Erstes bestimmendes Gefühl: die Angst. Angst um Angehörige, Angst vor der Zukunft. Manche macht das depressiv: 42 Prozent der syrischen Männer im Libanon zeigen entsprechende Symptome. Andere macht es aggressiv. „Männer fühlen sich hilflos. Kein Ego, keine Würde. Deswegen werden sie gewalttätig zu ihren Ehefrauen, sie schreien sie ohne Grund an“, sagt ein Mann.

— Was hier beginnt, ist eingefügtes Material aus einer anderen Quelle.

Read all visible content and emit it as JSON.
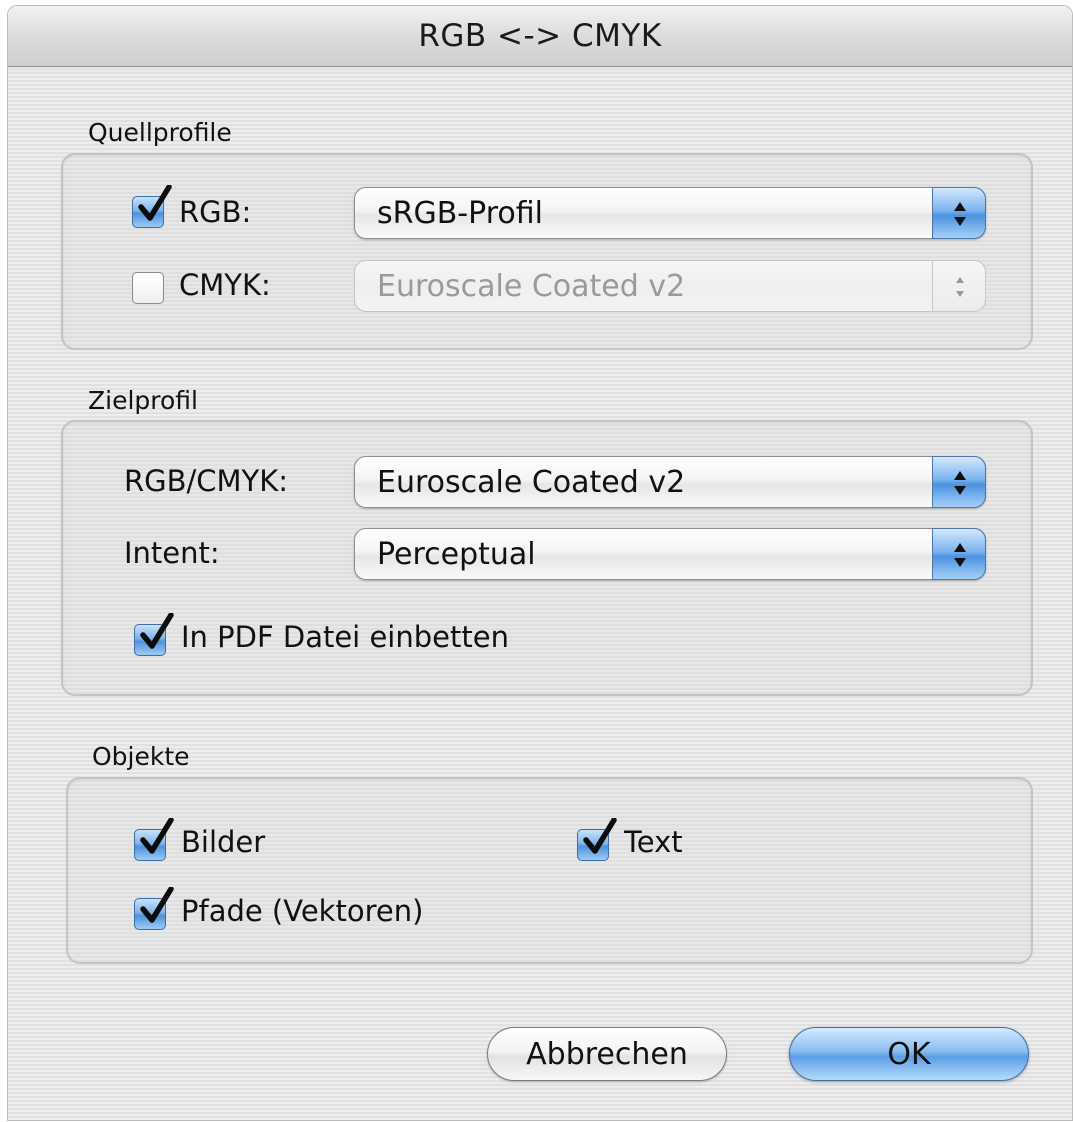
{
  "window": {
    "title": "RGB <-> CMYK"
  },
  "source_profiles": {
    "heading": "Quellprofile",
    "rgb": {
      "checked": true,
      "label": "RGB:",
      "profile": "sRGB-Profil",
      "enabled": true
    },
    "cmyk": {
      "checked": false,
      "label": "CMYK:",
      "profile": "Euroscale Coated v2",
      "enabled": false
    }
  },
  "target_profile": {
    "heading": "Zielprofil",
    "rgb_cmyk_label": "RGB/CMYK:",
    "rgb_cmyk_value": "Euroscale Coated v2",
    "intent_label": "Intent:",
    "intent_value": "Perceptual",
    "embed": {
      "checked": true,
      "label": "In PDF Datei einbetten"
    }
  },
  "objects": {
    "heading": "Objekte",
    "images": {
      "checked": true,
      "label": "Bilder"
    },
    "text": {
      "checked": true,
      "label": "Text"
    },
    "paths": {
      "checked": true,
      "label": "Pfade (Vektoren)"
    }
  },
  "buttons": {
    "cancel": "Abbrechen",
    "ok": "OK"
  },
  "colors": {
    "accent_blue": "#5a9de6",
    "disabled_text": "#9a9a9a"
  }
}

Die Interviews zeigen, wie sehr das Konstrukt von Männlichkeit ins Wanken gerät. „Der Mann an deiner Seite bedeutet Sicherheit, Schutz, Stabilität“, sagt eine Frau. „Von klein auf habe ich gelernt, dass ein Mann für sein Haus, seine Frau und seine Kinder sorgen muss. Das ist das Einzige, was zählt“, gibt ein Mann zu Protokoll. Aber wie soll er das tun -ohne Haus, ohne Job, ohne Geld? Die Abhängigkeit von humanitärer Hilfe stellt seine Rolle als Versorger der Familie infrage. 37 Prozent der Syrer im Libanon gaben die Arbeitssuche wegen Chancenlosigkeit bereits auf. „Es ist nicht mehr klar, was ein Mann ist. In Syrien habe ich es verstanden, aber jetzt hat sich das verändert“, sagt eine Frau. „Er fühlt sich wie ein Versager“, sagt eine andere.

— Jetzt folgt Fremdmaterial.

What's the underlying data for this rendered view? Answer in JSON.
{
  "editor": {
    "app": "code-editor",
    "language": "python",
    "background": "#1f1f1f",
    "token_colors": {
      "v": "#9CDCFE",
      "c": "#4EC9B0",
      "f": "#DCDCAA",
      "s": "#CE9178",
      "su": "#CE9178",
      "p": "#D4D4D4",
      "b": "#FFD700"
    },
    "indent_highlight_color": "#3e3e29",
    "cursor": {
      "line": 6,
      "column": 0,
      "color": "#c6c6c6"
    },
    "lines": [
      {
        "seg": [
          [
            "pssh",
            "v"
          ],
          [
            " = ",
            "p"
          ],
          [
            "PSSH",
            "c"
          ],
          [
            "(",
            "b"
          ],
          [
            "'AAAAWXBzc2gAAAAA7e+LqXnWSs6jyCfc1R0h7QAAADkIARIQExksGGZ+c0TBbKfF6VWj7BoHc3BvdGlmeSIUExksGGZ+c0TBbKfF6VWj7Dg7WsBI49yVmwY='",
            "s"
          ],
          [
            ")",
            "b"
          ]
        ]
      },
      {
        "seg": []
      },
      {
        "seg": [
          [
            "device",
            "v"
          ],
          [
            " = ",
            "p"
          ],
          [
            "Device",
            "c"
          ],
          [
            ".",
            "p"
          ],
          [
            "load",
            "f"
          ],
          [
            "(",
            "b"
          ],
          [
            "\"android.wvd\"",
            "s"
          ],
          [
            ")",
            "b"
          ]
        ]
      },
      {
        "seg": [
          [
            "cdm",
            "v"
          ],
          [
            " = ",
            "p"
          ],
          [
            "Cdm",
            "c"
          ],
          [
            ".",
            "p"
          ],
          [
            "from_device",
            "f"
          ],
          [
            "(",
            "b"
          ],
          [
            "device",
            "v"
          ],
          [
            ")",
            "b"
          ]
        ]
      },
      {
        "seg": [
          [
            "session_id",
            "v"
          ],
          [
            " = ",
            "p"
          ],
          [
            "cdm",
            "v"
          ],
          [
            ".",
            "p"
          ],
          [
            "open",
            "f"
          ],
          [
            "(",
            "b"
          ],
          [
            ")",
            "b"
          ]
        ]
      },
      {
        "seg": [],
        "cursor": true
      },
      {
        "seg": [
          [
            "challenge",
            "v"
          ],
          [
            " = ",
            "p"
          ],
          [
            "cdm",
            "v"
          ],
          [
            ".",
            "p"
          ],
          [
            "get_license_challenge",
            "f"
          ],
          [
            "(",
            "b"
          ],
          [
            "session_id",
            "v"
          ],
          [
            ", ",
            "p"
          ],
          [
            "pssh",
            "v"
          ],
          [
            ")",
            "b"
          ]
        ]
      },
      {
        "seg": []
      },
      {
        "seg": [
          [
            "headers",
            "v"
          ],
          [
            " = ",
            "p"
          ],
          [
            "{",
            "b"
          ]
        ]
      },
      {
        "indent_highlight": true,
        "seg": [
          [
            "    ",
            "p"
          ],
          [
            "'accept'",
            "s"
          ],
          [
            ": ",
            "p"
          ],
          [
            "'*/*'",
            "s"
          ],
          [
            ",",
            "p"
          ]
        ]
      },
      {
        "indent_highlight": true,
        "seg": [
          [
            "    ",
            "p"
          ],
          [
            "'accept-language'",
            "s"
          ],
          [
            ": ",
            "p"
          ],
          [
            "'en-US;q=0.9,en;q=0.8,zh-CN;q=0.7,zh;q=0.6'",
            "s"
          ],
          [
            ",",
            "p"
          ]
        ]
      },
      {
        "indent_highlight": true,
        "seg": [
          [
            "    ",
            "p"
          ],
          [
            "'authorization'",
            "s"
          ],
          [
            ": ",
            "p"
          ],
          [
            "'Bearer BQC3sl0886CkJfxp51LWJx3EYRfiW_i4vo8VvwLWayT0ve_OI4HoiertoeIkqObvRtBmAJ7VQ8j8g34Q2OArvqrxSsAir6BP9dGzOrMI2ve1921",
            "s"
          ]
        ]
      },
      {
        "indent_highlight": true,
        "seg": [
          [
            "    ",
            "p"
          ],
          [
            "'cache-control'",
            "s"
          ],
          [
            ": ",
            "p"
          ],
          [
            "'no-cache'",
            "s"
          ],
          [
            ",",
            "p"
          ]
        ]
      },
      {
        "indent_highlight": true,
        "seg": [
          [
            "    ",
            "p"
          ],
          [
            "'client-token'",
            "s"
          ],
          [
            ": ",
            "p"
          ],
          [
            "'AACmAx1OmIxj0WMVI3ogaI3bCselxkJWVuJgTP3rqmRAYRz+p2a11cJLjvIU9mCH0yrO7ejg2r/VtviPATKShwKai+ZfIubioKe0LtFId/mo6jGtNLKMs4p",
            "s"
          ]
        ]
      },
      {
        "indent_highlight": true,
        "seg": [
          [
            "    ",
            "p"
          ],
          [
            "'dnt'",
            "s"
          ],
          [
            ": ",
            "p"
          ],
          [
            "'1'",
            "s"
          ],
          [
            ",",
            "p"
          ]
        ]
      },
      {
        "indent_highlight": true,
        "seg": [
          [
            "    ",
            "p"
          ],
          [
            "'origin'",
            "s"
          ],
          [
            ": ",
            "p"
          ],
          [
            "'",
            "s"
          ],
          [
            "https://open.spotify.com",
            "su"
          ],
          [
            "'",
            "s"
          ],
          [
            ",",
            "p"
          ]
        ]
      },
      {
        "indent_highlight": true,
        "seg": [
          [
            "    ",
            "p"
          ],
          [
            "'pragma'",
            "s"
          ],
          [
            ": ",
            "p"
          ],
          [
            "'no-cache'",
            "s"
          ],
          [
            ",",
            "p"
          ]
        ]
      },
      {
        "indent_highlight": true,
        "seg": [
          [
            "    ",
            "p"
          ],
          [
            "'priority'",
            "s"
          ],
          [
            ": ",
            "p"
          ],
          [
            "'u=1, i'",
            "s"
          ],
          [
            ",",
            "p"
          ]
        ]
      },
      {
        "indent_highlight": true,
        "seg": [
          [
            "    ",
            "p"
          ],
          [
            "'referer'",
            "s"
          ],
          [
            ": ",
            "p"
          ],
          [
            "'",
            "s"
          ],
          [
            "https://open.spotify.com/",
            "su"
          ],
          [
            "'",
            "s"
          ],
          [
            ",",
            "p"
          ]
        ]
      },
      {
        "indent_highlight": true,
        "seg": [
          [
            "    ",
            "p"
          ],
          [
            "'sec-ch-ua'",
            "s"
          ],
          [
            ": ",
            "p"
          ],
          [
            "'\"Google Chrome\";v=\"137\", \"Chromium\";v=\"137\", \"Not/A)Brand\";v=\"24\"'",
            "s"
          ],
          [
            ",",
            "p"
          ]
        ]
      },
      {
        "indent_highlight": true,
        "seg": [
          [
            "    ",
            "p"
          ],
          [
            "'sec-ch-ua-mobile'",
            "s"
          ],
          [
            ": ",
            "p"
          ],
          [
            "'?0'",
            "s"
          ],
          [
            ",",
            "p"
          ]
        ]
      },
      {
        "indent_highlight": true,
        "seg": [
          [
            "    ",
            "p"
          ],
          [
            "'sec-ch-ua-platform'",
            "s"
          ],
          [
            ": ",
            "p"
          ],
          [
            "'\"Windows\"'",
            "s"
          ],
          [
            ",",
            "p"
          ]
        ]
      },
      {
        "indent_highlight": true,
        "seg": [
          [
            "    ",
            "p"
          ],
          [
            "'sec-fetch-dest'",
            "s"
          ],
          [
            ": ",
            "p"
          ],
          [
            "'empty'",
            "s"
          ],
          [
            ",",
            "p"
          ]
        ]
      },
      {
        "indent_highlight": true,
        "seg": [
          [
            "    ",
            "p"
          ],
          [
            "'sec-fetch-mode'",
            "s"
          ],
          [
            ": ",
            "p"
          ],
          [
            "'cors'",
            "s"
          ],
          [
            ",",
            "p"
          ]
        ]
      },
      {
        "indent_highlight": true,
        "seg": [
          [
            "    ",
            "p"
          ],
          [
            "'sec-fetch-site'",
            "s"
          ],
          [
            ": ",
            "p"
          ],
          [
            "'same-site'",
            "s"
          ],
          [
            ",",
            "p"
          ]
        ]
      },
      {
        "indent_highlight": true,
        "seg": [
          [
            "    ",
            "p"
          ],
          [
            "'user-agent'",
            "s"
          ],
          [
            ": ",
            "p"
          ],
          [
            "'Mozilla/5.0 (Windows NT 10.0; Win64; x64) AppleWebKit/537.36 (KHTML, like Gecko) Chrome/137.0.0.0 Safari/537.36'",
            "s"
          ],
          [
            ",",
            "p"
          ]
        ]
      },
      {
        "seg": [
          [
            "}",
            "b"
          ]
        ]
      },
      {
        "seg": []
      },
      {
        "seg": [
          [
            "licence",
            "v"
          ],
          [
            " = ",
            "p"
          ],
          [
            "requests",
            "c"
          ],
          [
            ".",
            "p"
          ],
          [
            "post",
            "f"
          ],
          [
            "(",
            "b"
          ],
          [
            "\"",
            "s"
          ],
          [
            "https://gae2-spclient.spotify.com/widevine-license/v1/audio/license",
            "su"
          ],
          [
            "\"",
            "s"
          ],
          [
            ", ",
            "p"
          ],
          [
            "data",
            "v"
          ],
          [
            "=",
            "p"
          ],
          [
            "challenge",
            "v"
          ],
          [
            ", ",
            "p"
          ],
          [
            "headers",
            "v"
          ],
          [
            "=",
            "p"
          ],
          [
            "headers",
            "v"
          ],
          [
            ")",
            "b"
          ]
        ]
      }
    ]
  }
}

Offenbar stehen die Frauen bereit, diese Leerstelle zu füllen. „Die Frauen machen alles. Wir warten nur. Männer schämen sich, Hilfe zu holen“, gibt ein Mann zu. „Frauen arbeiten jetzt“, sagt eine Frau. Weil die Polizei auf der Straße häufiger Männer als Frauen kontrolliert, veränderten sich sogar die Bewegungsmuster: „Manchmal können Männer ohne Frauen gar nicht mehr rausgehen“, berichtet eine. 25 Prozent der Befragten geben an, die Ehefrau habe seit der Migration in der Familie mehr zu sagen, sie treffe mehr Entscheidungen. „Männer spüren, dass Frauen stärker geworden sind.“

Und was machen die Männer?“Manche helfen den Frauen im Haushalt, es ist besser, als nichts zu tun“, sagt einer. Da drei von vier Flüchtlingskindern im Libanon nicht in die Schule gehen und der Krieg die Familie emotional zusammenschweißt, erzählen Väter, ihr Verhältnis zu ihren Kindern sei enger geworden. So hoffnungslos die Situation im Libanon auch ist – sie zeigt, dass das Verhältnis zwischen Männern und Frauen veränderbar ist; nicht nur durch Bildung oder bewusste Entscheidungen, sondern manchmal auch durch materielle Faktoren und traumatische Ereignisse, die man sich nicht aussuchen kann.

„Wir Libanesen/Syrer müssen mehr für die Gleichberechtigung von Männern und Frauen tun“, sagen heute 68 Prozent der Männer und 87 Prozent der Frauen. Das Patriarchat ist zwar noch mächtig. Aber der Zweifel ist gesät.